Davos’tan sonra Eurovision’a da “oneminute!” dedik ve 1975 yılından bu yana aralarda fire versek de, TRT olarak düzenli olarak katıldığımız Eurovision’a 2013’ten bu yana katılmama kararı aldık.

Çok ilginçtir ki başka ülkelerde o kadar çok umursanmayan fakat bizde milli mesele haline gelen ve Türkiye için her zaman gündemde olan Eurovision, bir anda hayatımızdan çıktı. Önce “bu yıl ülkemizi Eurovision’da kim temsil etsin” dedikodularının baş gösterdiği, daha sonra “yarışacak şarkı Türkçe mi İngilizce mi olsun” diyerek geçen günler birbirini izlerdi. Ancak 1975’ten bu yana, neredeyse her yıl Eurovision sahnesinde yerini alan Türkiye 2013 yılından bu yanaTRT’nin aldığı radikal bir kararla yarışmaya katılmamaya başladı.

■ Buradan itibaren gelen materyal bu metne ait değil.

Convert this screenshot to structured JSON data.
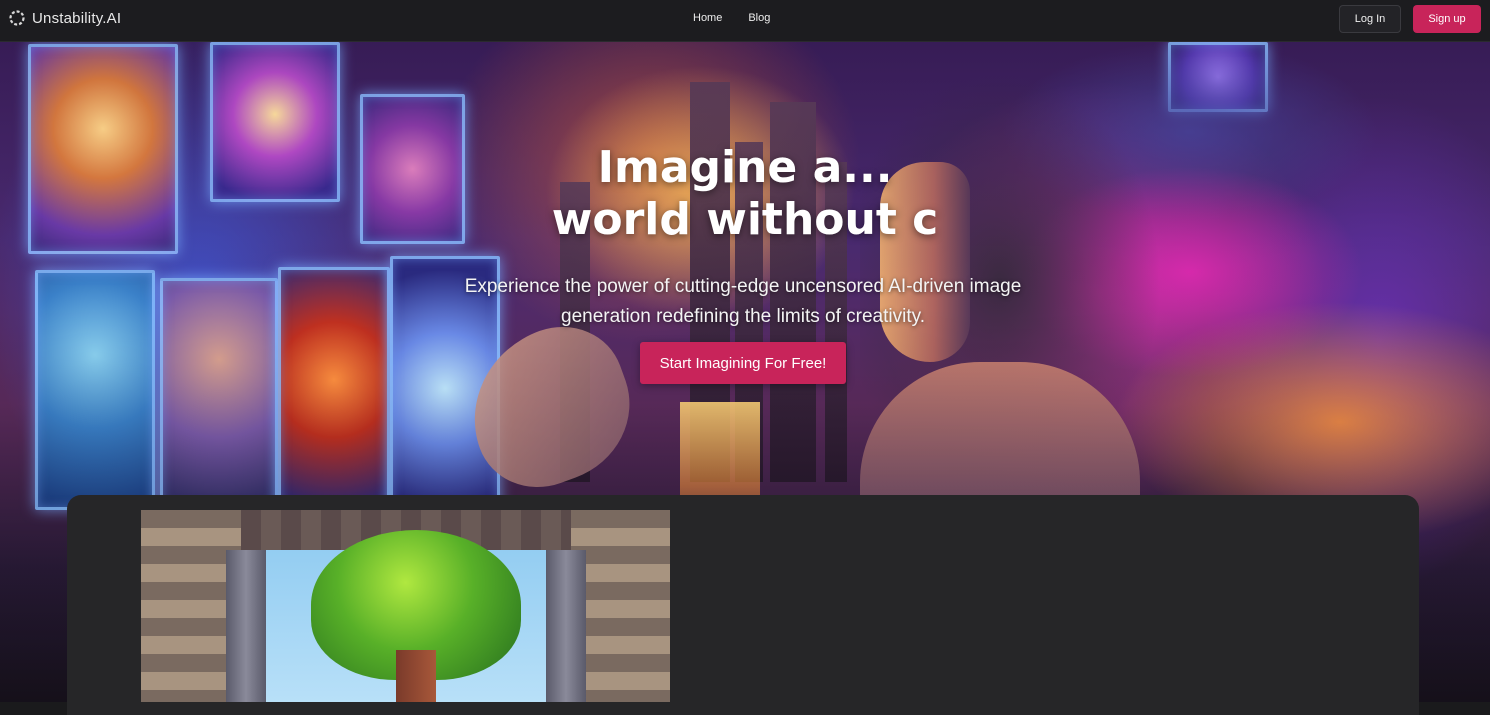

Türkiye’nin Eurovision’a katılmama kararının nedenleri

TRT’nin yarışmaya katılmama kararının belirtilen en net sebebi yarışmadaki haksız oylamalar. Oyların şarkılara göre değil, ülkelere göre verildiğini düşünen TRT, sonuçların da bu doğrultuda siyasi olduğunu düşünüyor. Kendisi de komşu ülkelere bol keseden oy veren Türkiye, sürekli komşuların ve birbirleri ile yakın kültürel bağları olan ülkelerin karşılıklı oy alışverişinde bulunduğunu dile getiriyor. Ancak tabii ki kendisinin Azerbaycan’la olan puan alışverişini göz ardı ediyor.

TRT’nin Eurovision’a katılmama nedenlerinden bir diğeri ise Eurovision’un finallerine direkt katılma hakkı olan EBU’nun 5 büyük üyesi İngiltere, Fransa, Almanya, İtalya, İspanya’ya verilen bu ayrıcalık. Avrupa’ya “ama onlar direkt finale katılıyor, ben ise yarı finalde yarışıyorum. Bu şekilde olmaya devam ederse Eurovision’a katılmam” diyor. TRT resti çekince Avrupa da çaresiz kalıyor ve bukonuda herhangi bir cevap vermiyor. Tıpkı İtalya’ya da herhangi bir cevap vermediği gibi…

İtalya’nın Eurovision’a katılmama nedenleri

Türkiye’nin politik oylamalar, EBU üyelerine verilen ekstra haklar meselesi ilk defa ortaya çıkan bir şey değil tabii ki. Daha önce bir başka ülke, pek çok yönden benzerlik gösterdiğimiz İtalya da 1997 yılından bu yana politik oylamaları protesto etmek için Eurovision Şarkı Yarışması’na katılmıyordu. Ancak tüm bu muhalif duruşuna rağmen 2013 yılında yarışmaya geri döndü. 1997 – 2013 yılları arasında ise ceza yememek ve ödememek için katılmadığı yarışmayı yayınlamak zorunda kalmıştı. 2013’ten bu yana ise özellikle protesto ettiği politik oylama sistemi ile sürekli 2.’lik, 3.’lük aldı ve gurur tablosunu tıpkı bizim gibi günlerce gündeme taşıdı.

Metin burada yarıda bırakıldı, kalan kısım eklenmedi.